EMC Adds Global Dedupe To Data Domain
EMC unveiled the Data Domain Global Deduplication Array (GDA), a new product that pools two DD880 dedupe appliances across a single controller. As a result, the GDA now dedupes up to 14.2 petabytes of logical backup storage in a single system.
EMC acquired Data Domain last summer after a drawn-out bidding war with NetApp over the company.
EMC also doubled the capacity of its individual DD880 dedupe appliances to 7.1 petabytes of logical backup storage per unit. Logical backup storage refers to the amount of data that can be stored after it is deduped.
Prior to the introduction of the Data Domain GDA, competitors in the dedupe market often argued that Data Domain appliances are monolithic in nature, which means that once the maximum capacity in a single appliance is met, customers would have to invest in a completely new system rather than expanding the original system's capacity.
That argument was actually a red herring, said Shane Jackson, senior director of product marketing at EMC.
"It didn't account for the speed and accuracy of our systems," Jackson said. "It's true that, once they reached full capacity, customers needed to buy another.
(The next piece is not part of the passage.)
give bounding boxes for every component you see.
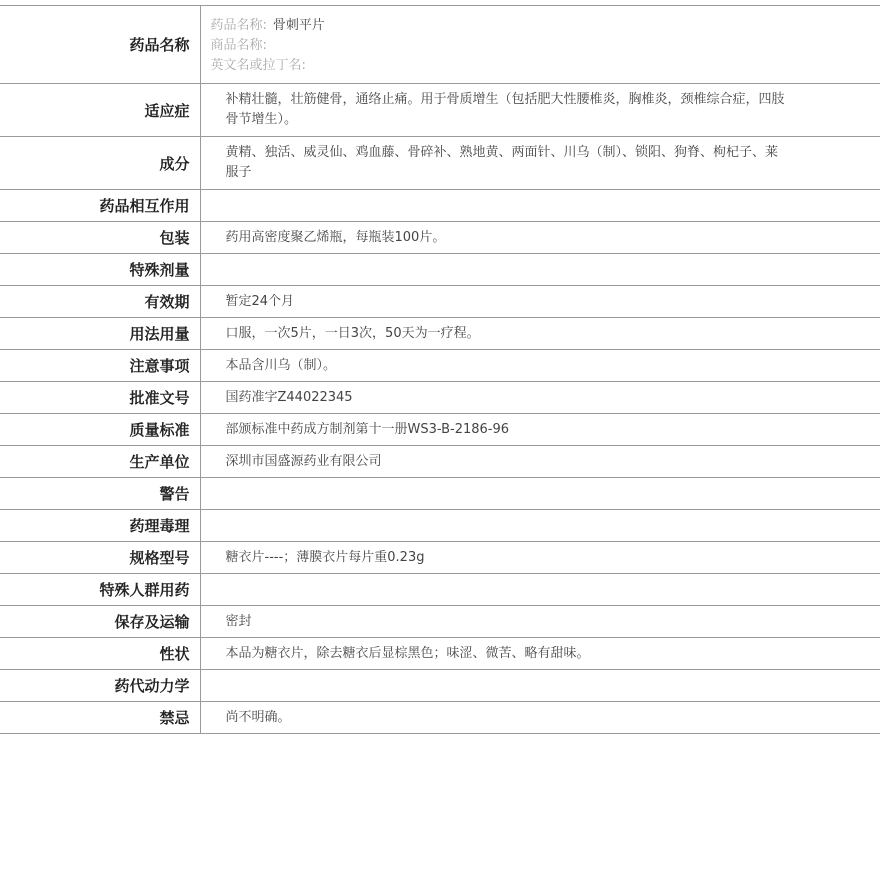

But plenty of customers were ready to do so, because we were focused on performance."
Keith Norbie, vice president of sales at Nexus Information Systems, a Minnetonka, Minn.-based solution provider, also said that such an argument did not reflect the benefits that the Data Domain appliances bring to customers.
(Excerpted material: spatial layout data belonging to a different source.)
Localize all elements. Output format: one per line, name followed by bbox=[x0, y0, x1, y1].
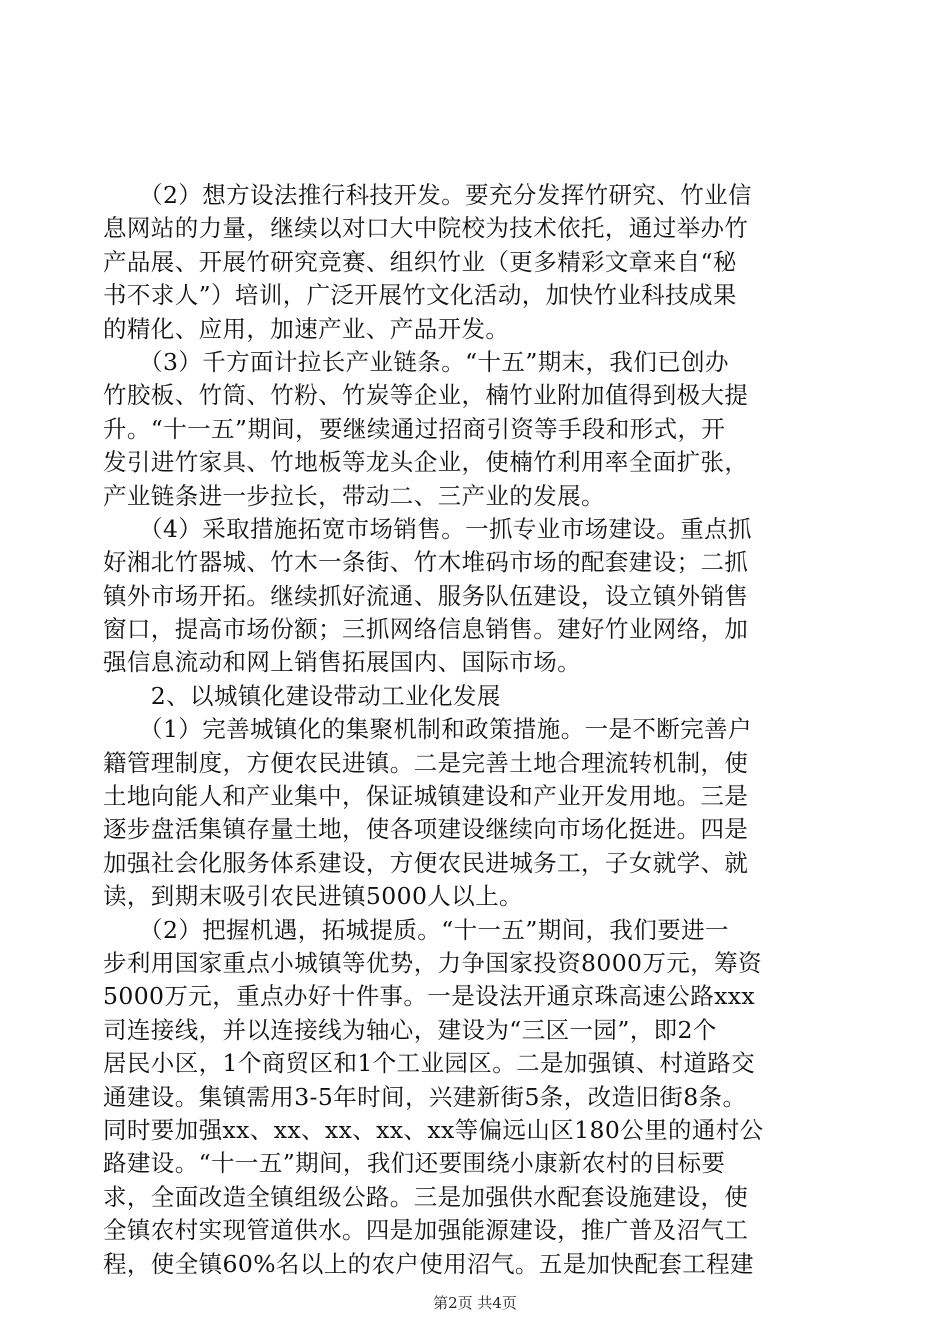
page-footer bbox=[0, 1293, 950, 1313]
section-heading: 2、以城镇化建设带动工业化发展 bbox=[103, 681, 501, 710]
text-line: （2）把握机遇，拓城提质。“十一五”期间，我们要进一 bbox=[103, 915, 729, 944]
text-line: 强信息流动和网上销售拓展国内、国际市场。 bbox=[103, 648, 581, 677]
text-line: 书不求人”）培训，广泛开展竹文化活动，加快竹业科技成果 bbox=[103, 281, 737, 310]
text-line: 竹胶板、竹筒、竹粉、竹炭等企业，楠竹业附加值得到极大提 bbox=[103, 381, 749, 410]
text-line: 步利用国家重点小城镇等优势，力争国家投资8000万元，筹资 bbox=[103, 948, 762, 977]
text-line: 好湘北竹器城、竹木一条街、竹木堆码市场的配套建设；二抓 bbox=[103, 548, 749, 577]
text-line: 司连接线，并以连接线为轴心，建设为“三区一园”，即2个 bbox=[103, 1015, 717, 1044]
text-line: 5000万元，重点办好十件事。一是设法开通京珠高速公路xxx bbox=[103, 982, 756, 1011]
text-line: 的精化、应用，加速产业、产品开发。 bbox=[103, 314, 510, 343]
text-line: 逐步盘活集镇存量土地，使各项建设继续向市场化挺进。四是 bbox=[103, 815, 749, 844]
text-line: （3）千方面计拉长产业链条。“十五”期末，我们已创办 bbox=[103, 347, 729, 376]
text-line: （4）采取措施拓宽市场销售。一抓专业市场建设。重点抓 bbox=[103, 514, 752, 543]
text-line: 息网站的力量，继续以对口大中院校为技术依托，通过举办竹 bbox=[103, 214, 749, 243]
document-body bbox=[103, 179, 863, 1281]
text-line: 通建设。集镇需用3-5年时间，兴建新街5条，改造旧街8条。 bbox=[103, 1082, 747, 1111]
text-line: 镇外市场开拓。继续抓好流通、服务队伍建设，设立镇外销售 bbox=[103, 581, 749, 610]
text-line: （2）想方设法推行科技开发。要充分发挥竹研究、竹业信 bbox=[103, 181, 752, 209]
text-line: 产品展、开展竹研究竞赛、组织竹业（更多精彩文章来自“秘 bbox=[103, 247, 737, 276]
text-line: 加强社会化服务体系建设，方便农民进城务工，子女就学、就 bbox=[103, 848, 749, 877]
text-line: 同时要加强xx、xx、xx、xx、xx等偏远山区180公里的通村公 bbox=[103, 1115, 764, 1144]
text-line: （1）完善城镇化的集聚机制和政策措施。一是不断完善户 bbox=[103, 715, 752, 744]
text-line: 窗口，提高市场份额；三抓网络信息销售。建好竹业网络，加 bbox=[103, 615, 749, 644]
text-line: 全镇农村实现管道供水。四是加强能源建设，推广普及沼气工 bbox=[103, 1216, 749, 1245]
text-line: 程，使全镇60%名以上的农户使用沼气。五是加快配套工程建 bbox=[103, 1249, 754, 1278]
text-line: 产业链条进一步拉长，带动二、三产业的发展。 bbox=[103, 481, 605, 510]
text-line: 发引进竹家具、竹地板等龙头企业，使楠竹利用率全面扩张， bbox=[103, 448, 749, 477]
text-line: 籍管理制度，方便农民进镇。二是完善土地合理流转机制，使 bbox=[103, 748, 749, 777]
text-line: 读，到期末吸引农民进镇5000人以上。 bbox=[103, 882, 523, 911]
text-line: 居民小区，1个商贸区和1个工业园区。二是加强镇、村道路交 bbox=[103, 1049, 756, 1078]
text-line: 求，全面改造全镇组级公路。三是加强供水配套设施建设，使 bbox=[103, 1182, 749, 1211]
text-line: 路建设。“十一五”期间，我们还要围绕小康新农村的目标要 bbox=[103, 1149, 726, 1178]
text-line: 升。“十一五”期间，要继续通过招商引资等手段和形式，开 bbox=[103, 414, 726, 443]
page-number-label: 第2页 共4页 bbox=[433, 1294, 517, 1312]
text-line: 土地向能人和产业集中，保证城镇建设和产业开发用地。三是 bbox=[103, 782, 749, 811]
"Data Domain is the high watermark of the dedupe world," Norbie said. "The limitations in processor, flash memory, disk speed and even the speed of light are constantly changing glass ceilings. And with every new version of its appliance, Data Domain pushes those ceilings higher."
Jackson said that doubling the capacity of the DD880 appliances and the ability to cluster two units together with GDA combine to increase maximum backup storage capacity by four times over previous limits.
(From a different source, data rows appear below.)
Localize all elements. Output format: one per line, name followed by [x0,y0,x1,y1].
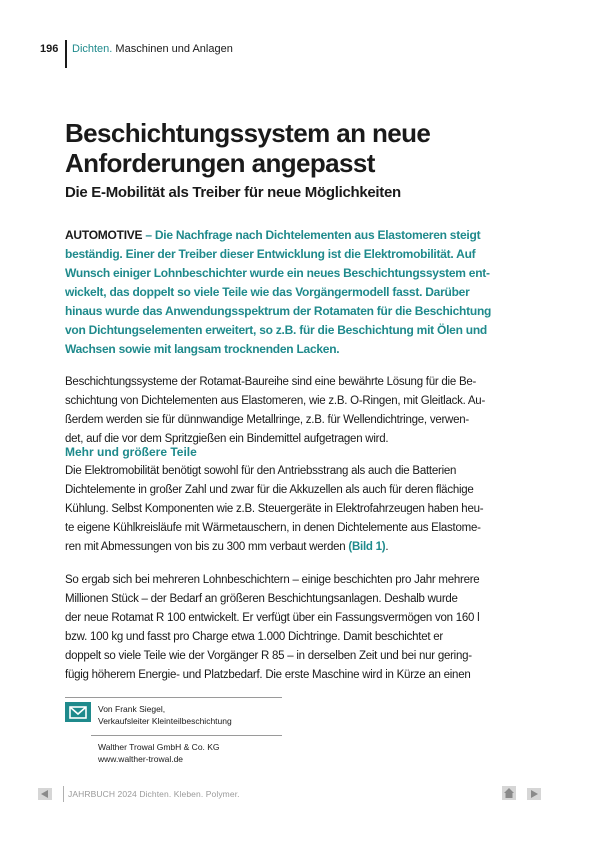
section-subheading: Mehr und größere Teile [65,445,197,459]
author-divider [65,697,282,698]
title-line-2: Anforderungen angepasst [65,148,375,178]
next-page-graphic [527,788,541,800]
body-line: te eigene Kühlkreisläufe mit Wärmetauschern, in denen Dichtelemente aus Elastome- [65,522,481,534]
header-section: Dichten. [72,43,113,55]
body-line: ßerdem werden sie für dünnwandige Metallringe, z.B. für Wellendichtringe, verwen- [65,414,469,426]
author-role: Verkaufsleiter Kleinteilbeschichtung [98,716,232,726]
teaser-keyword: AUTOMOTIVE [65,228,143,242]
article-title [65,118,545,178]
article-subtitle: Die E-Mobilität als Treiber für neue Möglichkeiten [65,184,401,201]
triangle-left-icon[interactable] [38,787,52,805]
body-line: So ergab sich bei mehreren Lohnbeschichtern – einige beschichten pro Jahr mehrere [65,574,480,586]
header-topic: Maschinen und Anlagen [112,43,233,55]
header-divider [65,40,67,68]
body-line-end: . [385,541,389,553]
figure-reference[interactable]: (Bild 1) [348,541,386,553]
mail-icon[interactable] [65,702,91,722]
teaser-line: hinaus wurde das Anwendungsspektrum der Rotamaten für die Beschichtung [65,304,492,318]
body-line: schichtung von Dichtelementen aus Elastomeren, wie z.B. O-Ringen, mit Gleitlack. Au- [65,395,486,407]
publication-name: JAHRBUCH 2024 Dichten. Kleben. Polymer. [68,789,240,799]
footer-divider [63,786,64,802]
body-line [65,538,528,557]
home-icon[interactable] [502,786,516,805]
teaser-line: Wachsen sowie mit langsam trocknenden Lacken. [65,342,340,356]
author-info [98,703,232,727]
body-line: Beschichtungssysteme der Rotamat-Baureihe sind eine bewährte Lösung für die Be- [65,376,477,388]
company-website[interactable]: www.walther-trowal.de [98,754,184,764]
home-graphic [502,786,516,800]
body-line: Die Elektromobilität benötigt sowohl für den Antriebsstrang als auch die Batterien [65,465,457,477]
page-number: 196 [40,43,59,55]
running-header [72,43,233,55]
body-line-text: ren mit Abmessungen von bis zu 300 mm verbaut werden [65,541,349,553]
mail-icon-graphic [65,702,91,722]
body-line: Kühlung. Selbst Komponenten wie z.B. Steuergeräte in Elektrofahrzeugen haben heu- [65,503,484,515]
teaser-line: von Dichtungselementen erweitert, so z.B. für die Beschichtung mit Ölen und [65,323,487,337]
body-line: doppelt so viele Teile wie der Vorgänger R 85 – in derselben Zeit und bei nur gering- [65,650,472,662]
body-line: Millionen Stück – der Bedarf an größeren Beschichtungsanlagen. Deshalb wurde [65,593,458,605]
teaser-line: beständig. Einer der Treiber dieser Entwicklung ist die Elektromobilität. Auf [65,247,476,261]
body-line: fügig höherem Energie- und Platzbedarf. Die erste Maschine wird in Kürze an einen [65,669,471,681]
body-line: Dichtelemente in großer Zahl und zwar für die Akkuzellen als auch für deren flächige [65,484,474,496]
company-info [98,741,220,765]
prev-page-graphic [38,788,52,800]
triangle-right-icon[interactable] [527,787,541,805]
body-line: det, auf die vor dem Spritzgießen ein Bindemittel aufgetragen wird. [65,433,389,445]
teaser-text: – Die Nachfrage nach Dichtelementen aus Elastomeren steigt [142,228,481,242]
title-line-1: Beschichtungssystem an neue [65,118,431,148]
body-line: bzw. 100 kg und fasst pro Charge etwa 1.000 Dichtringe. Damit beschichtet er [65,631,443,643]
teaser-line: Wunsch einiger Lohnbeschichter wurde ein neues Beschichtungssystem ent- [65,266,490,280]
author-name: Von Frank Siegel, [98,704,166,714]
company-name: Walther Trowal GmbH & Co. KG [98,742,220,752]
teaser-line [65,226,528,245]
body-line: der neue Rotamat R 100 entwickelt. Er verfügt über ein Fassungsvermögen von 160 l [65,612,480,624]
company-divider [91,735,282,736]
teaser-line: wickelt, das doppelt so viele Teile wie das Vorgängermodell fasst. Darüber [65,285,470,299]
"Even with competitors who have multiple controllers for expandability, customers still have to decide which backup jobs go to which controller," he said. "With Data Domain, even with two units on a controller, customers see it as a single backup array."
Data Domain also enhanced its storage software with the ability to encrypt the data to protect against appliance or individual disk theft, as well as new technology to improve remote replication, Jackson said.
While other vendors have made great strides in dedupe technology, for pure backup performance Data Domain is still the product line to beat, Norbie said.
For instance, NetApp has done a great job of unifying block-based data and file-based on a single appliance and adding dedupe capabilities, Norbie said. However, with NetApp, the dedupe is for primary storage, whereas Data Domain is optimized for backup storage, making the two lines serve completely different purposes.
The new DD880 and the GDA are slated to ship sometime this quarter, Jackson said. While EMC direct-sales reps have access to the Data Domain appliances, they typically work with channel partners, he said.